I was a choir member of the church and I sing so well. I had always known that God called me into a singing ministry. I cherished the grace of God on Daniel and I always look forward to seeing him in church services but I never for once thought of him being close me cos it is too good for him to be a friend of mine.
So this fateful Sunday, I met with Daniel. "Well, I'm sorry, I won't take much of your time. I will just go straight to the point....errrm.....I ....you know....errrm, there was a day that you were leading praise and worship in the church and I saw a cloud of glory covered you, then there was a voice in my heart that God has deposited in you what will help my ministry....I felt it so deeply that you are the helpmeet suitable for me...."
A 'holy anger' arose in me but I tried to control myself. "Since when did that happen?" My voice vibrated.

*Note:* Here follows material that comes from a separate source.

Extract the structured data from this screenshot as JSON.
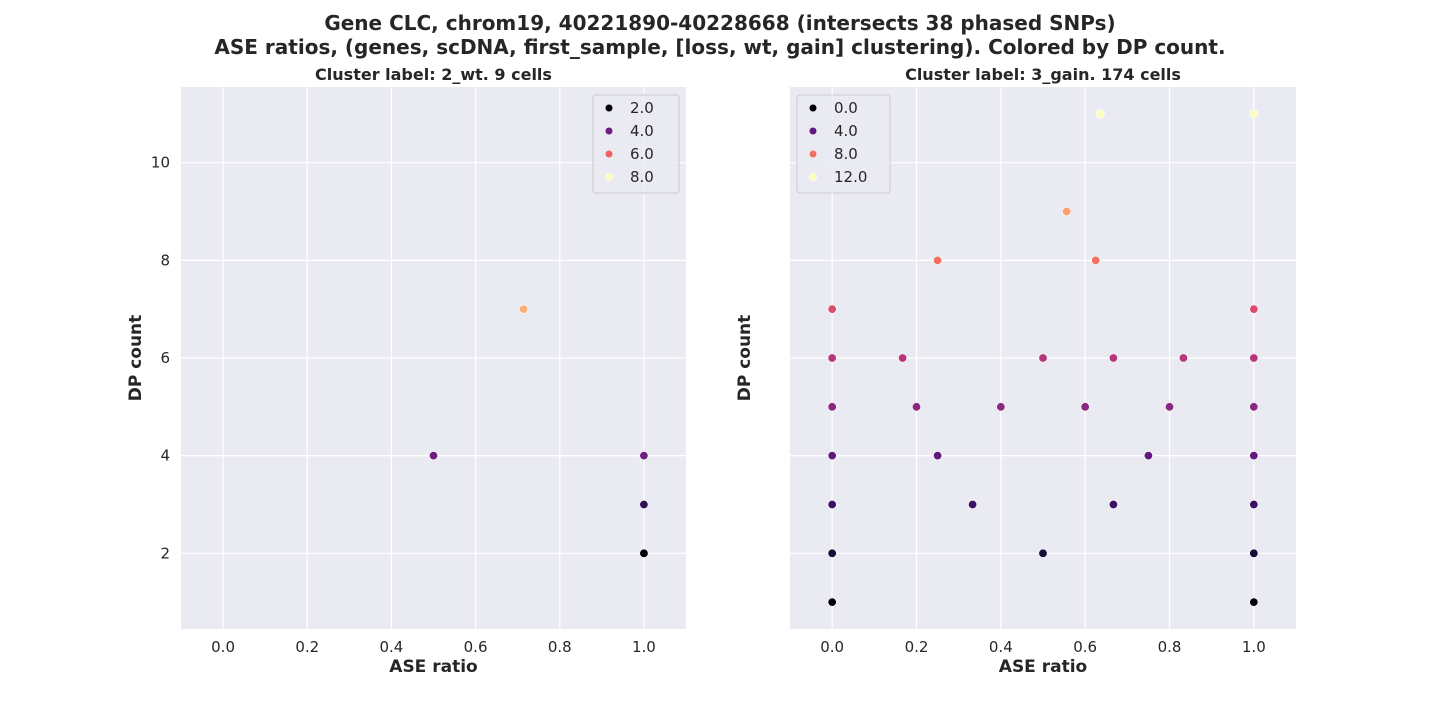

"It's almost six months now.....in fact few of the times I appeared in this church of rescent was to see you but I was always nervous." He said timidly. "You COWARD!" I roared. He was confused, he stared at me dumbfoundedly "I've waited and waited for so long until I was pushed....you pushed me into a wrong marriage" I roared. "You are married?" He asked in surprise. I let out a loud cry in anguish. Daniel walked away soberly and that was the last time I saw him.
As he walked away, oh, I wept like a baby. If I had waited a little more, if I had not made a rash decision out of desperation for the title 'Mrs'....it wasn't like I loved Henry, the things I saw in him were materialistic. I never thought about my ministry, my purpose....what a great loss it is for me!
It was later I knew Henry had a boy already. The mother of the boy left him with the family and ran away when he couldn't cope with Henry's condition.
Well, I decided to carry my cross. I decided to stay with him. I have two lovely kids now and I accepted his boy with us. I make sure Henry takes his pills, any time he has serious crisis, I would take the Children away for a while and God has been helping me to manage the situation, He has been my comfort and my help, I'm still praying for Henry to be serious with God so he can get his perfect healing cos I believe all things are possible with God.